Прапорщик ко мне потому обратился: — "Хотя вы, по внешности судя, и купец, но повидимому — человек более или менее интеллигентный. Хоть словом перекинуться". И, дивное дело, — он меня этими словами, как мальчика задел, и я тотчас ему с задором стал свою «интеллигентность» показывать. "Гимназию кончил?" — "Да!" — "Из студенческой роты?" — «Да». — "Школу прапорщиков кончил". — "Ну?" — "Так как же ты, пащенок, смеешь так говорить: "словом перекинуться". Да тебя и словам то разным для того учили, чтобы ты ими не перекидывался, как игрушками, а вон им передал самые настоящие слова". Обиженно, как девушка на двусмысленный намек: — "Я не понимаю вас, товарищ". — "И понимать нечего. Слова настоящие нужны. А если твоих слов не понимают, то выкинь их — слова твои дрянь". Вижу, что он от меня легонько отодвигается. Вот она сила словесности: лежа плечами пожал. Ведь из романов научился "плечами пожимать". И на нарах в недоумении пожал плечами". Живого места у них нет. "В футбол в гимназии играл?" — «Нет». — «Напрасно». — "Почему?" — Вижу в глазах детскую обиду и говорю: — "Милый мальчик". Совсем рассердился. Помню и я также обижался, когда мне говорили некстати "молодой человек". Какой он мальчик — он муж, мужчина ускоренного выпуска. — "Волконского читал?." Радостно: — "Это который Далькроз?.." — "Тот самый. Помните у него о его прадеде Раевском в бою при Дашковке?.." — Не помню. — "Напрасно!" "Почему?" — А потому, что это прямо вас касается. При Дашковке Раевский повел в бой четырнадцатилетнего сына. А через три года этот мальчишка в офицерском мундире был в Париже. Его в театр не хотели пустить, потому что в партер детям нельзя. А он ответил стихами: "Ie suis jeune, il est vrai, mais aux ames bien nees la valeur n'attend point le nombre des annees". И публика потребовала, чтобы его пустили в театр". — "Мне двадцать первый". — Значит, вы маменькин сынок, если в двадцать лет слюни распускаете.
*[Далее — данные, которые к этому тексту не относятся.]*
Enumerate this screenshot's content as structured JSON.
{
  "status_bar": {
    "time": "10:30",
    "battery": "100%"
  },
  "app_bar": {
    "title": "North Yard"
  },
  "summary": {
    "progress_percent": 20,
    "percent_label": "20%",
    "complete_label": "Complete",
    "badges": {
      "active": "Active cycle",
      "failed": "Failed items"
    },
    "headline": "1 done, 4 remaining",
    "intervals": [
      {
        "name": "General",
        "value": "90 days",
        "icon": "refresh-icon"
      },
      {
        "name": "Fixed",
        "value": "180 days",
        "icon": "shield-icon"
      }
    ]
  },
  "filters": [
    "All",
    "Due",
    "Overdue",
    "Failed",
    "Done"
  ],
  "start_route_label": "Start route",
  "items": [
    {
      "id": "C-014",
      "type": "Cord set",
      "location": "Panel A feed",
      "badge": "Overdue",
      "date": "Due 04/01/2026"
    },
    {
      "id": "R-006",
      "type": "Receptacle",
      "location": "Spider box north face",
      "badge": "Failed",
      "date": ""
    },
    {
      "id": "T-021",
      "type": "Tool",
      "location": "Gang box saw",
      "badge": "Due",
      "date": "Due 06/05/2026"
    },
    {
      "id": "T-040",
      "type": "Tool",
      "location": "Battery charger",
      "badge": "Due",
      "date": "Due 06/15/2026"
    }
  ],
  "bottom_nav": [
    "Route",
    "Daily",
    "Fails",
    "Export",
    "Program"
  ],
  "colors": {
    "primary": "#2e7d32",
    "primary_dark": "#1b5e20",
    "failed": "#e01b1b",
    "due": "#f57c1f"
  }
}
Что вы думаете, тогда не было вшей? Не было сифилиса? Ужаса не было? Женщин не… до смерти? Все было. И было прекрасное". "Ничего прекрасного я не вижу". "Значит, вы рождены неладно. Плохо-ли то, что вы на митинге плакали?" — "Я не плакал". — "И то, что слез своих сам не заметил — разве это не прекрасно? И то, что тут лежите. Или это из трусости?" Глаза его загорелись. Наконец, он обиделся, как мужчина. — "Власти над ними не бойтесь". — "Я за тем сюда и пришел, а не попрощаться".
* * *В городском сквере солдаты валяются на газоне. Почему же нет? В Англии это очень принято. Это только в крепостной России газон зеленое пятно для глаз. Зачем солдат распоясанный? Распущенность! Но позвольте: в цейхгаузе ни одной летней гимнастерки. Жарко. В баню не водят. Распоясаться — немножко продувает. И полегче. Если не будут водить в баню, начнется вторая революция. "Долой свободу и вшей" — будет ее лозунгом. И блохи. Сколько блох! — Я на бульваре видел вчера даму. Она сидела на скамье под солнцем, спустив с плеч белую кофточку. И подставила плечи солнцу. И грудь обнажена до половины. Плечи загорели: видно, она не в первый раз берет тут в общественном саду солнечную ванну. Распущенность? Нет. У ней может быть "верхушечный процесс в легких", а может ли она теперь поехать на курорт, в санаторию? Да все санатории забиты паразитами войны, которые имеют возможность платить по тысяче рублей в месяц только за одни стены. Что-же, ей умирать? Да «начхать» и на ваши приличия. Жизнь дороже. Зачем солдаты шатаются по городу без дела? А можно ли без дела быть в казарме? Вот я сейчас без дела лежу на нарах, и по мне как по трупу ползают мухи. И от мух почернел потолок. Дайте солдату дело. Дайте.
* * *До хрипоты доказывали в «Иско», что надо полки вывести из города, а то мы сопреем в казарме, как сопрели шинели на интендантском складе. Шерсть в могиле сто лет не тлеет, а тут сопрела в год, пропитанная потом и кровью. В лагери — ни за что. Надо оберегать революцию. Да ведь мы то и есть революция. Себя надо сберечь для революции. Ни за что. "Сначала упор", а потом «укрытие»!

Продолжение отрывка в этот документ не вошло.